Spiritual formation is a trendy topic these days among evangelicals, and Wright’s work could easily fit into that category. But his approach is not taken from the normal course of action which centers on the classical spiritual disciplines. Rather, Wright approaches spiritual formation from the perspective of character development, primarily concerning what it takes to develop virtue in life.

Wright’s writing style is enjoyable. He’s the master of using metaphor to explain difficult concepts and principles. This volume is no different in that regard. He spends a good portion of the introductory pages explaining Aristotle’s pathway to virtue as the backdrop against which Jesus came into the world and proclaimed his message of the kingdom.
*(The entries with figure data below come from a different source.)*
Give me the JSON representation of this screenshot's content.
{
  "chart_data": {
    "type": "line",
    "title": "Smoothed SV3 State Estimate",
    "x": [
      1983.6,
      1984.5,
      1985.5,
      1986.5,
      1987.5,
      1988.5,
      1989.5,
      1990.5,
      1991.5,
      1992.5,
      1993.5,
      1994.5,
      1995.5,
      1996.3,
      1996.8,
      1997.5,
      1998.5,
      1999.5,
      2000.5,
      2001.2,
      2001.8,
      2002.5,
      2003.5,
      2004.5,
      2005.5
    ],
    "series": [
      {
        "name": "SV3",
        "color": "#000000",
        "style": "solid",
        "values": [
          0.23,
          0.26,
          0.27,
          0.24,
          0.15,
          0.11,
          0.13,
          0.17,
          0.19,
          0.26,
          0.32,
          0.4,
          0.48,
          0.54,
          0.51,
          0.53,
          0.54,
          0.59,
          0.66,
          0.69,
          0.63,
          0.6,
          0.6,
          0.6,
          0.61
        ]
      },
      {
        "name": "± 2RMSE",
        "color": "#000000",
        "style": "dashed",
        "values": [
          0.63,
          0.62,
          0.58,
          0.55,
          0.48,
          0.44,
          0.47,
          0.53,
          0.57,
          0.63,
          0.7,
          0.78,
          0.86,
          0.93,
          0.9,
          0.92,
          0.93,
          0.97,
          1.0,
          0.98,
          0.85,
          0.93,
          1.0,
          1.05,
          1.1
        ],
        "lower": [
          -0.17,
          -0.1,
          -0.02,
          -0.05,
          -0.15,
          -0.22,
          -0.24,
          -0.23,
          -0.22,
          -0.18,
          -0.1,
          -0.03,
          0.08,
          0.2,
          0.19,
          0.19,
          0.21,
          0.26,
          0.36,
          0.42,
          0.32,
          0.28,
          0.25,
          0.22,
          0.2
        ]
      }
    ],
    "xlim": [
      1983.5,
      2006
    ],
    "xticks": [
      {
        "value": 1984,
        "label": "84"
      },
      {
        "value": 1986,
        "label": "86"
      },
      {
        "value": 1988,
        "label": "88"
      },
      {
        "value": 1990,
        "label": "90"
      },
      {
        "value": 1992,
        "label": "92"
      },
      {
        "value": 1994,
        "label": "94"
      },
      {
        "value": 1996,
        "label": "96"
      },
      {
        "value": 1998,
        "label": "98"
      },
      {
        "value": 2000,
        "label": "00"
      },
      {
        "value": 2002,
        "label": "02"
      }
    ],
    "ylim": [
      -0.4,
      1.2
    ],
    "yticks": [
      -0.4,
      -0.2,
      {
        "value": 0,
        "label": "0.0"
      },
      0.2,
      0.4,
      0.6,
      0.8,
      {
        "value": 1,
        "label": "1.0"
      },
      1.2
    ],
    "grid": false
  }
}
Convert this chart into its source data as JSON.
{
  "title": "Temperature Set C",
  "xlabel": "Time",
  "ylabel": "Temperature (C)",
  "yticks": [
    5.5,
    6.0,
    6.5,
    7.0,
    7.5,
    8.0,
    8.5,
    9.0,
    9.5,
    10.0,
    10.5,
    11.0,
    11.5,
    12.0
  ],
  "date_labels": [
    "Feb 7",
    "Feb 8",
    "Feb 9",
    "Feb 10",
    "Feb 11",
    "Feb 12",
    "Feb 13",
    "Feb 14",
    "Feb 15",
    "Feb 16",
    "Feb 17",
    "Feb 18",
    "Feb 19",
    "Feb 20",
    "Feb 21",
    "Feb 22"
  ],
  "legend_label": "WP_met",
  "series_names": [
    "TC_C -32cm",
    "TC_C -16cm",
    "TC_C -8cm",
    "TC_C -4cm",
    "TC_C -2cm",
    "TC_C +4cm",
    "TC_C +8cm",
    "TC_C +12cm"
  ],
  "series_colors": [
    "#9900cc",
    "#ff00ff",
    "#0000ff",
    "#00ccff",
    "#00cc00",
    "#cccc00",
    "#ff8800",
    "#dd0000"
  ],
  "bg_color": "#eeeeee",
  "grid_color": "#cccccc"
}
This historical background gives the reader more clarity in interpreting Jesus’ message about what constitutes the good life and what it actually takes to become a good person.

Wright not only explains virtue and character development from the teachings of Christ, he expands the conversation to include helpful interactions with the Pauline materials concerning virtue, namely “faith, hope, and love,” and the “fruit of the Spirit.”

He concludes with what he calls the “Virtuous Cycle,” and demonstrates how Scripture, story, example, community and praxis all work together to help us develop and apply Christian character in the 21st century.

I am a tremendous fan of the works of N.T. Wright, and highly recommend this work. Wright has a deep comprehension of the New Testament and a perspective on American Christianity that is refreshing. His writing is thoughtful and articulate and provides clear ways to appropriately apply his suggestions.